Your larger sensory nerve fibers actually respond to the damage inflicted by peripheral neuropathy in a vastly different way from their thinner counterparts. Instead of over-reacting and firing off when they shouldn’t be, large nerve fibers respond to damage by simply shutting down altogether.
They display what are known as negative symptoms. This means that your sensory nerves are either reporting less information than they should be…or not reporting any information at all.
Both are quite dangerous, and we’ll talk about why.
Types of Sensory Symptoms
Confusing as sensory symptoms of peripheral neuropathy may seem, they neatly break down into three categories.
You probably know this word already, and it’s not too different here from how it’s normally used in a medical context. Anaesthesia refers to a complete lack of feeling, meaning that your nerves aren’t reporting any information back to your central nervous system.
This can be dangerous for a number of different ways, mostly because your sensory nerves are your body’s “warning light.” When something is wrong with it, you can wind up missing important messages your body is trying to send you. A cut on your foot, for example, can go unnoticed and lead to serious infection.
Your small nerve fibers respond to peripheral neuropathy in what we’ll call a much more active way than the large nerve fibers do. Their positive symptom response pattern means they like to send you a bunch of information that isn’t really meant to be sent in the first place, and the results can be pretty irritating.
Specifically, paresthesia refers to what is also known as phantom sensations — feelings aren’t actually caused by any real stimulation or input. This can take many forms. The most common are buzzing, pins and needles, tingling, strange vibrations, and other bizarre feelings.

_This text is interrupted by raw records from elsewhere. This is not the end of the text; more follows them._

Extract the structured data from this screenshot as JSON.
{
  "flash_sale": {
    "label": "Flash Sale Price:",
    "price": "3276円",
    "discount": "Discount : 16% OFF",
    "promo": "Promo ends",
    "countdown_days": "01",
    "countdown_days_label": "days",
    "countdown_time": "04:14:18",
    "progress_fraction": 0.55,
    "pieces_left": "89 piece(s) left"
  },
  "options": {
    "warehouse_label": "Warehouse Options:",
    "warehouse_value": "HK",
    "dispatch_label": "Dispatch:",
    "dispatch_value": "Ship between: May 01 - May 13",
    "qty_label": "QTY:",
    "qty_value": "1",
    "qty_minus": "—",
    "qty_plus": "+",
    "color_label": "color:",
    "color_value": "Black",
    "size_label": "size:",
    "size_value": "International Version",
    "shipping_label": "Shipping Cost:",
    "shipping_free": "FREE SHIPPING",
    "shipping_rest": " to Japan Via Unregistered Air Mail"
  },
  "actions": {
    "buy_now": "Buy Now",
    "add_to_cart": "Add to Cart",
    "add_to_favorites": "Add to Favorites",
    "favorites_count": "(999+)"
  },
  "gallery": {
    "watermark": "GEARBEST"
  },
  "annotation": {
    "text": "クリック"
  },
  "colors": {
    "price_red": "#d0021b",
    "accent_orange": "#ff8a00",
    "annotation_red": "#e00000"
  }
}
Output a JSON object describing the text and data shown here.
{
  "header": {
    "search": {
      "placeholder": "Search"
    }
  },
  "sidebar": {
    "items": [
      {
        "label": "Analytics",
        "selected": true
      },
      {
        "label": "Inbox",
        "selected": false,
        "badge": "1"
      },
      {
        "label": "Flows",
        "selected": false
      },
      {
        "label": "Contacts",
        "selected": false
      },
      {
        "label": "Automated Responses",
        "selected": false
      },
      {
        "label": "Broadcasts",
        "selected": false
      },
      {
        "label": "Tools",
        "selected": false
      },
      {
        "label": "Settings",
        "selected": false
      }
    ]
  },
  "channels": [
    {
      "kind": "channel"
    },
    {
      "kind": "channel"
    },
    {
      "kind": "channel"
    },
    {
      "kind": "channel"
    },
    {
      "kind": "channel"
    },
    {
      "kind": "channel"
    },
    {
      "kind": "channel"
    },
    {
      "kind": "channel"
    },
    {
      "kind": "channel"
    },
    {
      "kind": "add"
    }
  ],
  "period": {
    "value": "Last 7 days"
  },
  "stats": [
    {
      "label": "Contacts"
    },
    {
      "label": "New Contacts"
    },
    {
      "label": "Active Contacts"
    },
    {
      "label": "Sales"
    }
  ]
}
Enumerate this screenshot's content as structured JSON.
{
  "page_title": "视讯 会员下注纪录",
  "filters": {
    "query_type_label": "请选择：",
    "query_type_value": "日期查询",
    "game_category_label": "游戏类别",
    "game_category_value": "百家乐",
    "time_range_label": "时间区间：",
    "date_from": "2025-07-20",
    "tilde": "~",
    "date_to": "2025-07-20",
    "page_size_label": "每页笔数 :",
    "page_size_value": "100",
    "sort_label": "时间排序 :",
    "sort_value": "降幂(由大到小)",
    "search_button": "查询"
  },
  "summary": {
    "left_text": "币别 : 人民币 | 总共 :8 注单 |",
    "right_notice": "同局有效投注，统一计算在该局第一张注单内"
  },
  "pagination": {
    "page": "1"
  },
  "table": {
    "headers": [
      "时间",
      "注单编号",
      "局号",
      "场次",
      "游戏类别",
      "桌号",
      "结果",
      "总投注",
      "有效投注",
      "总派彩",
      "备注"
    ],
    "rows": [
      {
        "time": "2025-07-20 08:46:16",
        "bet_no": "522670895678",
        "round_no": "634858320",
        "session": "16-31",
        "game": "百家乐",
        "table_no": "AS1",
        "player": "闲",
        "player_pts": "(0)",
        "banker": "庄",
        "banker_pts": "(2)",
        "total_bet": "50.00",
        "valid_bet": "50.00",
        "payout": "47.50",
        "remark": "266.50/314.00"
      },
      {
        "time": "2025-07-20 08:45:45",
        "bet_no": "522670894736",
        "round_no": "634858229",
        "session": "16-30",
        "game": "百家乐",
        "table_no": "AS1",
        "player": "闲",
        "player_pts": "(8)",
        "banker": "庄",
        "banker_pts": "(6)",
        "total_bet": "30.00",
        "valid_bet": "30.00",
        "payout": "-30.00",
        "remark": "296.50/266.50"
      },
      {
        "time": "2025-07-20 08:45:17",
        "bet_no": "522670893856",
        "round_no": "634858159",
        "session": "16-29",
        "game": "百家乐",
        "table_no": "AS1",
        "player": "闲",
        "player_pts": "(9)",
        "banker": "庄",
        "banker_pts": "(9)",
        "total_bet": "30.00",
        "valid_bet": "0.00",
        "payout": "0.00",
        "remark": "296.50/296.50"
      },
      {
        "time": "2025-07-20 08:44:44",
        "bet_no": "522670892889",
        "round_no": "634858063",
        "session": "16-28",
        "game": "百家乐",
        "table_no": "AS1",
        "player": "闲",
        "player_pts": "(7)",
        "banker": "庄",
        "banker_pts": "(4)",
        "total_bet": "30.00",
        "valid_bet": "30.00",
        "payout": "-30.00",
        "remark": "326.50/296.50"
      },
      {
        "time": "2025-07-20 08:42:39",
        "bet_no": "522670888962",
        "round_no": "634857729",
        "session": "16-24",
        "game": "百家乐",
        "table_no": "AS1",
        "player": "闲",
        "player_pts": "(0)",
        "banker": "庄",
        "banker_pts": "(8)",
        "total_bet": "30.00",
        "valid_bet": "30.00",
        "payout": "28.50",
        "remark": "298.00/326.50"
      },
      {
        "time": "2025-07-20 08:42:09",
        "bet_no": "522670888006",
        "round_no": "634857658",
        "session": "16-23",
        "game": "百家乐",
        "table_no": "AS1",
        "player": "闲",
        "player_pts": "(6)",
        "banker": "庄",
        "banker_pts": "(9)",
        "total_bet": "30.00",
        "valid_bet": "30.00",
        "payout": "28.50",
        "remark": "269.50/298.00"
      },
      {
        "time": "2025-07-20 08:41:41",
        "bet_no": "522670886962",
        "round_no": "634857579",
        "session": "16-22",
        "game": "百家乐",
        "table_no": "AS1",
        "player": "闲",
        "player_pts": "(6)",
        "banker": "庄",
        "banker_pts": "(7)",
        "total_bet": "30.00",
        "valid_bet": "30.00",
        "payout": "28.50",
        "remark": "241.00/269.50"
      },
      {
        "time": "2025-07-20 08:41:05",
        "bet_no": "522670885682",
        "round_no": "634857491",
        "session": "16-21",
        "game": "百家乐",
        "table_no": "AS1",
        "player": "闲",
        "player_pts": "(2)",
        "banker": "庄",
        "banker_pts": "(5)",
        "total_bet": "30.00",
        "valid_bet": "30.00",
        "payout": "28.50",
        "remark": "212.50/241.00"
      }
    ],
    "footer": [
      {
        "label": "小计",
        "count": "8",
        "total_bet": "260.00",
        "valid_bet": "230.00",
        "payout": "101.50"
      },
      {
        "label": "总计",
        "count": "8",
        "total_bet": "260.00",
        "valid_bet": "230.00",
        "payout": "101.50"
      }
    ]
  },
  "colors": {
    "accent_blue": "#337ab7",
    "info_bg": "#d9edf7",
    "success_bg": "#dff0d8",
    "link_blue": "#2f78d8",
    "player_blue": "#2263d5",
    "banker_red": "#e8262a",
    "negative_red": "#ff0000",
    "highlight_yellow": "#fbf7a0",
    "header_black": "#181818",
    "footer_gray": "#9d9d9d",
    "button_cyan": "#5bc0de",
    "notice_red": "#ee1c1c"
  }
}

While the pain caused by paresthesia is not always debilitatingly high, it can highl impact lives in — mostly by interrupting sleep patterns and causing anxiety through constant irritation.
Finally, dysesthesia describes another common symptom of sensory neuropathy in which your nerves are overreacting to what would normally be a completely acceptable level of stimulation.
Individuals with peripheral neuropathy often wind up having to make special considerations in their lives for symptoms related to dysesthesia, as your overactive nerves can turn even everyday activities into severe pain. Socks and shoes can become unbearable, and the feeling of bed sheets on toes can become thunderously irritating, for example.